Paragraaf 2.6 (vervallen)

Paragraaf 2.7 (vervallen)

Hoofdstuk 3 (vervallen)

Hoofdstuk 4 ( vervallen)

Hoofdstuk 5 (vervallen)

Hoofdstuk 6 (vervallen)

Hoofdstuk 7 (vervallen)

Hoofdstuk 8 (vervallen) 

9 Welstand

Artikel 9.1 De advisering door de welstandscommissie

  • 1.

    De welstandscommissie adviseert over de welstandsaspecten van:

    • -

      aanvragen voor een omgevingsvergunning voor het bouwen;

    • -

      het uiterlijk van bestaande bouwwerken.

  • 2.

    De welstandscommissie baseert haar advies op de in de Welstandsnota Gemeente Venlo genoemde welstandscriteria.

Artikel 9.2 Samenstelling van de welstandscommissie

  • 1.

    De welstandscommissie bestaat ten minste uit een voorzitter en 5 leden.
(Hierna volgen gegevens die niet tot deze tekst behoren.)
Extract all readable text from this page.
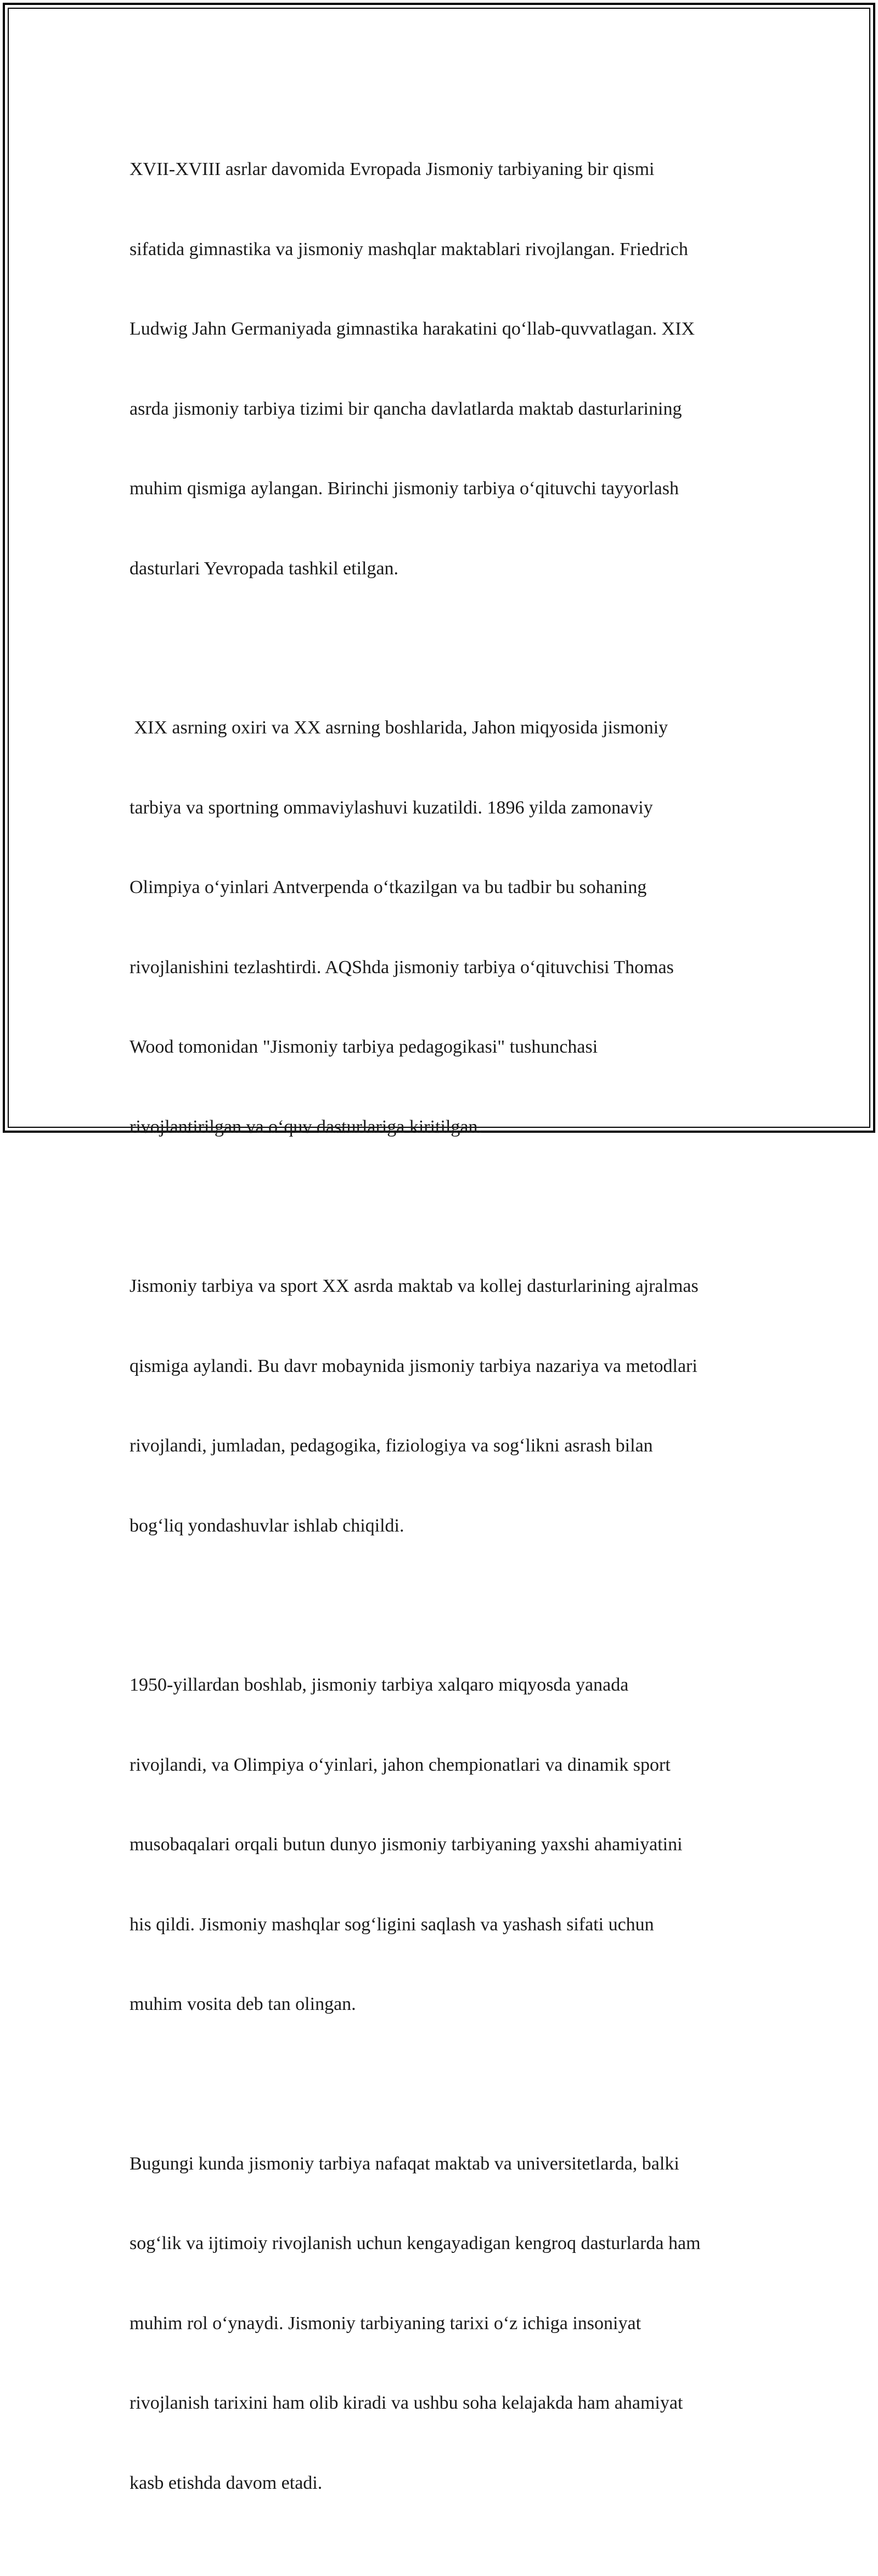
XVII-XVIII asrlar davomida Evropada Jismoniy tarbiyaning bir qismi

sifatida gimnastika va jismoniy mashqlar maktablari rivojlangan. Friedrich

Ludwig Jahn Germaniyada gimnastika harakatini qoʻllab-quvvatlagan. XIX

asrda jismoniy tarbiya tizimi bir qancha davlatlarda maktab dasturlarining

muhim qismiga aylangan. Birinchi jismoniy tarbiya oʻqituvchi tayyorlash

dasturlari Yevropada tashkil etilgan.

XIX asrning oxiri va XX asrning boshlarida, Jahon miqyosida jismoniy

tarbiya va sportning ommaviylashuvi kuzatildi. 1896 yilda zamonaviy

Olimpiya oʻyinlari Antverpenda oʻtkazilgan va bu tadbir bu sohaning

rivojlanishini tezlashtirdi. AQShda jismoniy tarbiya oʻqituvchisi Thomas

Wood tomonidan "Jismoniy tarbiya pedagogikasi" tushunchasi

rivojlantirilgan va oʻquv dasturlariga kiritilgan.

Jismoniy tarbiya va sport XX asrda maktab va kollej dasturlarining ajralmas

qismiga aylandi. Bu davr mobaynida jismoniy tarbiya nazariya va metodlari

rivojlandi, jumladan, pedagogika, fiziologiya va sogʻlikni asrash bilan

bogʻliq yondashuvlar ishlab chiqildi.

1950-yillardan boshlab, jismoniy tarbiya xalqaro miqyosda yanada

rivojlandi, va Olimpiya oʻyinlari, jahon chempionatlari va dinamik sport

musobaqalari orqali butun dunyo jismoniy tarbiyaning yaxshi ahamiyatini

his qildi. Jismoniy mashqlar sogʻligini saqlash va yashash sifati uchun

muhim vosita deb tan olingan.

Bugungi kunda jismoniy tarbiya nafaqat maktab va universitetlarda, balki

sogʻlik va ijtimoiy rivojlanish uchun kengayadigan kengroq dasturlarda ham

muhim rol oʻynaydi. Jismoniy tarbiyaning tarixi oʻz ichiga insoniyat

rivojlanish tarixini ham olib kiradi va ushbu soha kelajakda ham ahamiyat

kasb etishda davom etadi.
De leden zijn deskundig op het gebied van architectuur, ruimtelijke kwaliteit (waaronder landschapsarchitectuur), bouwhistorie dan wel cultuurhistorie.

  • 2.

    Voor de voorzitter wordt uit de leden een plaatsvervanger aangewezen die hem bij afwezigheid kunnen vervangen.

  • 3.

    De voorzitter en leden van de welstandscommissie zijn onafhankelijk ten opzichte van het gemeentebestuur.

  • 4.

    De welstandscommissie wordt bijgestaan door een secretaris.

Artikel 9.3 Benoeming en zittingsduur (vervallen)

Artikel 9.4 Jaarlijkse verantwoording

De welstandscommissie stelt jaarlijks een verslag op van haar werkzaamheden voor de gemeenteraad, waarin ten minste aan de orde komt:

  • -

    op welke wijze toepassing is gegeven aan de welstandscriteria uit de Welstandsnota Gemeente Venlo;

  • -

    de werkwijze van de welstandscommissie;

  • -

    op welke wijze uitwerking is gegeven aan de openbaarheid van vergaderen;

  • -

    de aard van de beoordeelde plannen;

  • -

    de bijzondere projecten.

De welstandscommissie kan in haar jaarverslag aanbevelingen doen ten aanzien van het gemeentelijk ruimtelijk kwaliteitsbeleid in het algemeen en de aanpassing van de Welstandsnota Gemeente Venlo in het bijzonder.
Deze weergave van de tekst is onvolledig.